Nous avons entendu une sixième pour moi assez inhabituelle, où a été privilégiée la dynamique, le sens de l’épopée, le volume sonore: c’est fort, mais au total ce n’est pas cela qui frappe.

Un premier mouvement martial, une sorte de marche décidée, qui laisse peu de place au doute ou à l’attendrissement, avec un sens de la dynamique significatif. Gilbert, au geste large, aux nombreux mouvements du corps, anime fortement cette dynamique qui séduit assez (le coeur bat la chamade) lors du premier mouvement. Il a choisi de donner l’andante avant le scherzo, au contraire de ce que Mahler avait écrit originellement: le scherzo s’enchaîne bien avec le premier mouvement (allegro energico ma non troppo) . L’andante est une grosse déception. Ce moment sublime, d’un lyrisme bouleversant, d’une mélancolie marquée, m’a tellement secoué en écoutant plusieurs fois Abbado (avec le LFO, mais encore plus avec les Berliner) qui fait pleurer l’orchestre comme personne, que cette fois, cela me laisse complètement froid. C’est parfaitement en place, tout y est, et rien ne prend. Le tempo semble un peu rapide, le son un peu épais, malgré les très beaux soli du premier violon.
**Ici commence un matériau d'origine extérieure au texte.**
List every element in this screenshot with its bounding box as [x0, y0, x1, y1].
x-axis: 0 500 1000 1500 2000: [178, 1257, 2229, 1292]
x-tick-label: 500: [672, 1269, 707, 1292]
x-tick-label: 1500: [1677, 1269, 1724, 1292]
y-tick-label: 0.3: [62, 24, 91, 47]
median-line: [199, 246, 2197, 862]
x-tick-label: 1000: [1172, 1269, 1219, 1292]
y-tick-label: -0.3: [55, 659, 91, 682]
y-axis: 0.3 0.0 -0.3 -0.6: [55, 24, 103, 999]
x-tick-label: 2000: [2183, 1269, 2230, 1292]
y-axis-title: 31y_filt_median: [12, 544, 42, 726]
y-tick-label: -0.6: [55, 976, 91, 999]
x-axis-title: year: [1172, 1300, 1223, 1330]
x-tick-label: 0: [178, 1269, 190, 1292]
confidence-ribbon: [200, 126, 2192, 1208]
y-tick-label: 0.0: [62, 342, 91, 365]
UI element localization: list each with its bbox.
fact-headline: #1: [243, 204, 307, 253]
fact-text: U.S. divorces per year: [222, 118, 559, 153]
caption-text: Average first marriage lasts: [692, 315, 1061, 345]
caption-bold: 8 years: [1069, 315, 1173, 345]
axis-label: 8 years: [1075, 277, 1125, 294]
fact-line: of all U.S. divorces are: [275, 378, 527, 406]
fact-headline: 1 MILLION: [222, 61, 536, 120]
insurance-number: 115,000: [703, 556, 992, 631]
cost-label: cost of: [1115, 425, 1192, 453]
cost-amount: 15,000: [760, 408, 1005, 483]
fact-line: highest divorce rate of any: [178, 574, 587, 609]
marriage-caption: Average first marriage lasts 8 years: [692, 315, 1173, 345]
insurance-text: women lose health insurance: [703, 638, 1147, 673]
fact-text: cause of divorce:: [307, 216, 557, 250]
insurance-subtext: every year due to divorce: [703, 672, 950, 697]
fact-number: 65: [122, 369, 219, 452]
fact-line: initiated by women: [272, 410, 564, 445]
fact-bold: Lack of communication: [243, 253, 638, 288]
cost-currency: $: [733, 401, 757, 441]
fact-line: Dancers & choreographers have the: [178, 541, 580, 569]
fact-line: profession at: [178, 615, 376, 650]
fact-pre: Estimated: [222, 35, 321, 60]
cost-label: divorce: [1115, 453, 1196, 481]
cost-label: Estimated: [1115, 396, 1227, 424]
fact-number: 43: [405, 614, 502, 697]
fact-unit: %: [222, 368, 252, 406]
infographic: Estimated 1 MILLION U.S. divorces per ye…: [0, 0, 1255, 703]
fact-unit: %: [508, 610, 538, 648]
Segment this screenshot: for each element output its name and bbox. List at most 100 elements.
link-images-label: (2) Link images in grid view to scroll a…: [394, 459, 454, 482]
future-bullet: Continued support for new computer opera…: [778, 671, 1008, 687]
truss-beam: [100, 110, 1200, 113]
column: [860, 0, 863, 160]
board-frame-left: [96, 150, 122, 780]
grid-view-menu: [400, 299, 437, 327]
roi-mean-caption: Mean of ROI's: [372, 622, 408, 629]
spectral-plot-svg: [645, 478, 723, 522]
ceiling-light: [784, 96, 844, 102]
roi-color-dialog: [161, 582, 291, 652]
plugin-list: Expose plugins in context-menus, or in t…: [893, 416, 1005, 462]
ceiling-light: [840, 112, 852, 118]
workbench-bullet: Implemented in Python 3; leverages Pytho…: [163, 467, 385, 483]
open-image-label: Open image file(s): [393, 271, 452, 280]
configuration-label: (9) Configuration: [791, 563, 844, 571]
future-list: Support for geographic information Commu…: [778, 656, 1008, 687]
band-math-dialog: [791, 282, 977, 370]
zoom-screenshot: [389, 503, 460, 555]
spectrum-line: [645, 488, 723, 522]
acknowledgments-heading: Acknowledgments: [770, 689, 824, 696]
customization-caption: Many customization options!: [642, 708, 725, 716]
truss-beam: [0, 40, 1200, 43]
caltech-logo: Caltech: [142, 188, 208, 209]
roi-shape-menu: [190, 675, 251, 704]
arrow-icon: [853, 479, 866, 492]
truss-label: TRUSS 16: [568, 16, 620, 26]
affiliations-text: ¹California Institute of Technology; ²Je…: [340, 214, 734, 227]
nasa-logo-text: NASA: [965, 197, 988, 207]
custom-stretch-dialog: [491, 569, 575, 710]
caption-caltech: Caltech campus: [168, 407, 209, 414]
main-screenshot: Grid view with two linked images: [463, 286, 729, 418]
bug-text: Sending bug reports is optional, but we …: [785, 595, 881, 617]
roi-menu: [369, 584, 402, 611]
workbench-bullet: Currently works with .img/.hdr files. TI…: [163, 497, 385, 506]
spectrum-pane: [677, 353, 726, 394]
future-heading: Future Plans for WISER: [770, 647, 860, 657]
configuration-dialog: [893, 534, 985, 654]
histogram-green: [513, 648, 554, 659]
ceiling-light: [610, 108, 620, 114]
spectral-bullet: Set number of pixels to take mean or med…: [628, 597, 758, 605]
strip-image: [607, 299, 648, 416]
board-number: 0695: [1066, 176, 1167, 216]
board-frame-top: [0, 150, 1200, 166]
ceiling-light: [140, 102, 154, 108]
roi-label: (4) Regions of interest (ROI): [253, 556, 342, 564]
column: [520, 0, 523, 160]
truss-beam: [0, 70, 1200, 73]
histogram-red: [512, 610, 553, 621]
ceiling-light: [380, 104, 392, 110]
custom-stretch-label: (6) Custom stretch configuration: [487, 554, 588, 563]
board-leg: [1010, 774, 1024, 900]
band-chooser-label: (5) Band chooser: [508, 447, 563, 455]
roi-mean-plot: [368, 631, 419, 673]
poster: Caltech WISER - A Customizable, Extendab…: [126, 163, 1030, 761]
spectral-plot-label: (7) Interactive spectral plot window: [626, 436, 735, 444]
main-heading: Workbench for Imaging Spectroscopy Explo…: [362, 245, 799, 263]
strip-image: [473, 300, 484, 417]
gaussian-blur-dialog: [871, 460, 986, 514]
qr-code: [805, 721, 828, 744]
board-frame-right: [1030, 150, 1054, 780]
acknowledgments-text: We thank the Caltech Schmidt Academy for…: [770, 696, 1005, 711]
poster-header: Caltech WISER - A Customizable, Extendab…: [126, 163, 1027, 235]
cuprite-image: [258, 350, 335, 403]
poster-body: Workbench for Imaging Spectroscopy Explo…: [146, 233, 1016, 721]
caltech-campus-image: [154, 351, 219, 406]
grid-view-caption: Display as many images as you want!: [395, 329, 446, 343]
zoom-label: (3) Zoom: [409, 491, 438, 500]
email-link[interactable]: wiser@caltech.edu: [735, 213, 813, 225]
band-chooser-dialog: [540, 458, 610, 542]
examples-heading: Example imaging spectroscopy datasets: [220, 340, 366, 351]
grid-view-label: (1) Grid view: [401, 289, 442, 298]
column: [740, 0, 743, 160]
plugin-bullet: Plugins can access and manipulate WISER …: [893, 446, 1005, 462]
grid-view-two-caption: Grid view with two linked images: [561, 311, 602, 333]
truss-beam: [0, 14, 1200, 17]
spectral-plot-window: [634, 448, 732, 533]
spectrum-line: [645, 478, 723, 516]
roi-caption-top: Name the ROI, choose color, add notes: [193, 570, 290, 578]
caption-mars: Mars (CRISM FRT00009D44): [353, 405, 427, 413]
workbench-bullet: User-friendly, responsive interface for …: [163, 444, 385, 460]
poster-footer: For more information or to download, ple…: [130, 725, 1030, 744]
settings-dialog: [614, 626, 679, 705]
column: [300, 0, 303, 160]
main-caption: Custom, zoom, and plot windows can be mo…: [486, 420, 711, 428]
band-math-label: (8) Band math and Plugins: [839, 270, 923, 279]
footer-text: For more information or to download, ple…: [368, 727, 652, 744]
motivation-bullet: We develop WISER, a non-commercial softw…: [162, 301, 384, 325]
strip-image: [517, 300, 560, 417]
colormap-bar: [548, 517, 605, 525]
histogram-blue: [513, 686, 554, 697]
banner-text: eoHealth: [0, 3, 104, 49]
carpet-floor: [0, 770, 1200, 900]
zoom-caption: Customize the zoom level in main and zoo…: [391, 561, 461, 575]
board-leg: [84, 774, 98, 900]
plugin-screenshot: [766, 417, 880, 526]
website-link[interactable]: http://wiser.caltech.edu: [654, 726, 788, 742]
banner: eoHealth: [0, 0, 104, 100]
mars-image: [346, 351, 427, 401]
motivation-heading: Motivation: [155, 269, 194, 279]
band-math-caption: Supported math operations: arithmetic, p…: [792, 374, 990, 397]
Le temps ne s’arrête pas, n’est pas suspendu, la sensibilité n’est absolument pas au rendez-vous.
Avec le scherzo et le dernier mouvement(finale, allegro moderato, allegro energico), l’épique reprend le dessus et visiblement Gilbert est plus à l’aise: le début du « finale » est tout à fait extraordinaire parce qu’on lit la complexité de la construction, et en même temps l’engagement, et la dynamique d’ensemble qui me fait irrésistiblement penser à la sculpture « Forme uniche della continuità nello spazio » de Umberto Boccioni (actuellement au MOMA, de 9 années postérieure

Forme uniche di continuità nello spazio / MOMA, NYC

à la symphonie, composée en 1904, ), dans son allure décidée, allant de l’avant. On est devant un Mahler très cinématographique, en cinémascope devant une vue de grands espaces je dirais, un Mahler très « américain » sans aucune touche péjorative de ma part, mais simplement illustrative.
Cette interprétation est paradoxale, elle est dramatique, mais pas tragique, elle serait même par moment ouverte et optimiste, et le tutti final si énorme avant les dernières mesures qui éteignent le son ne sonne pas comme un coup final, comme un couperet qui s’abattrait: alors que la symphonie a toujours été jouée assez fort, ici cela n’apparaît pas « fortissimissimo » comme cela devrait l’être. Le son est fort, mis en relief, mais jamais en représentation spectaculaire comme pourrait l’être le Mahler d’un Rattle, ni superficiel. C’est un vrai discours sur l’œuvre, qui dit des choses, qu’on peut cependant ne pas partager.
Au total, une grande expérience sonore, une vraie interprétation, un magnifique orchestre. Je n’ai pas été toujours à l’unisson, je ne suis pas toujours entré dans ce discours, mais il y eut des émotions, des battements de cœur, même si je préfère sans doute un autre vision de Mahler (suivez mon regard…).